Rewards of learning Irish
Sir -- I read with interest two recent items in your newspaper on the Irish language. In last Sunday's prize letter, Mick Kenny lamented that Irish was of no use to him in trying to secure a well-paid job in New York in 1957 which required knowledge of languages. He regrets he lost the job because he hadn't learned a "living language" in school.
The second item, an article the previous Sunday by Emer O'Kelly, is also very dismissive of Irish. Emer is very critical of the fact that the Irish language receives state financial support. She also refers disparagingly to the successful campaign which saw Irish being recognised in 2007 as an official EU working language. She attaches little importance to this and dismisses the campaign which preceded it as "a piece of patriotic endeavour".

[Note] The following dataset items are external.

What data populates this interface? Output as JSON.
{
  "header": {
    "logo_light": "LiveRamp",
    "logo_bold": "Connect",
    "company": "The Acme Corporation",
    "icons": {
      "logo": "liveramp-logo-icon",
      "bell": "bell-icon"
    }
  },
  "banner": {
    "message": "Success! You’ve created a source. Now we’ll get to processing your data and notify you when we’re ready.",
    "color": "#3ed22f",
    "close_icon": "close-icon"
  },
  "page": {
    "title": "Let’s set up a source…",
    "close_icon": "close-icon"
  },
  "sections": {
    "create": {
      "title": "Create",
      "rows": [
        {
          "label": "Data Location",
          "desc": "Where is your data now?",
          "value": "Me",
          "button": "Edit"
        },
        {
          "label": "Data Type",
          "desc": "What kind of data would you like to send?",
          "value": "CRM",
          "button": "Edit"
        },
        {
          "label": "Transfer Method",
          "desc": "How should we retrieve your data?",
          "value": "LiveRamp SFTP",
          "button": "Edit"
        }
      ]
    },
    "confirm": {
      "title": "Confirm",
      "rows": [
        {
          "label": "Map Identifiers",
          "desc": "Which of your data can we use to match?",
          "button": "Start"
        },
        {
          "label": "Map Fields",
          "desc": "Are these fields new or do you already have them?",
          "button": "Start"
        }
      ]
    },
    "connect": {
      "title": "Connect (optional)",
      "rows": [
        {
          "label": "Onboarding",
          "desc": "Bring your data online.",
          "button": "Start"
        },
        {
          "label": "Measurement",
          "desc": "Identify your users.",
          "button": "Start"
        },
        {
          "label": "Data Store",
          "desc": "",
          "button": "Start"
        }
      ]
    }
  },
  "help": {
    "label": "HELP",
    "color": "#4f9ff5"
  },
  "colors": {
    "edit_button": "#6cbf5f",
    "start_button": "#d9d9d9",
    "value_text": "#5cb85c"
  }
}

I have a different experience of Irish, however. Last November, in a cold and windswept Kildare, deep in economic recession, I received an email from the Council of the European Union offering me a job as an Irish language translator in Brussels. Due to the new status of Irish in the EU, many job opportunities are now opening up there for Irish people with a competency in the language, most notably in the council, the commission and the parliament. Thirteen Irish language translators, myself included, have recently been employed. Young and not so young, we come from all parts of Ireland, from Donegal to Kerry. Due to Irish, we now have the chance to work in a dynamic environment and pursue an exciting career at the heart of multicultural Europe.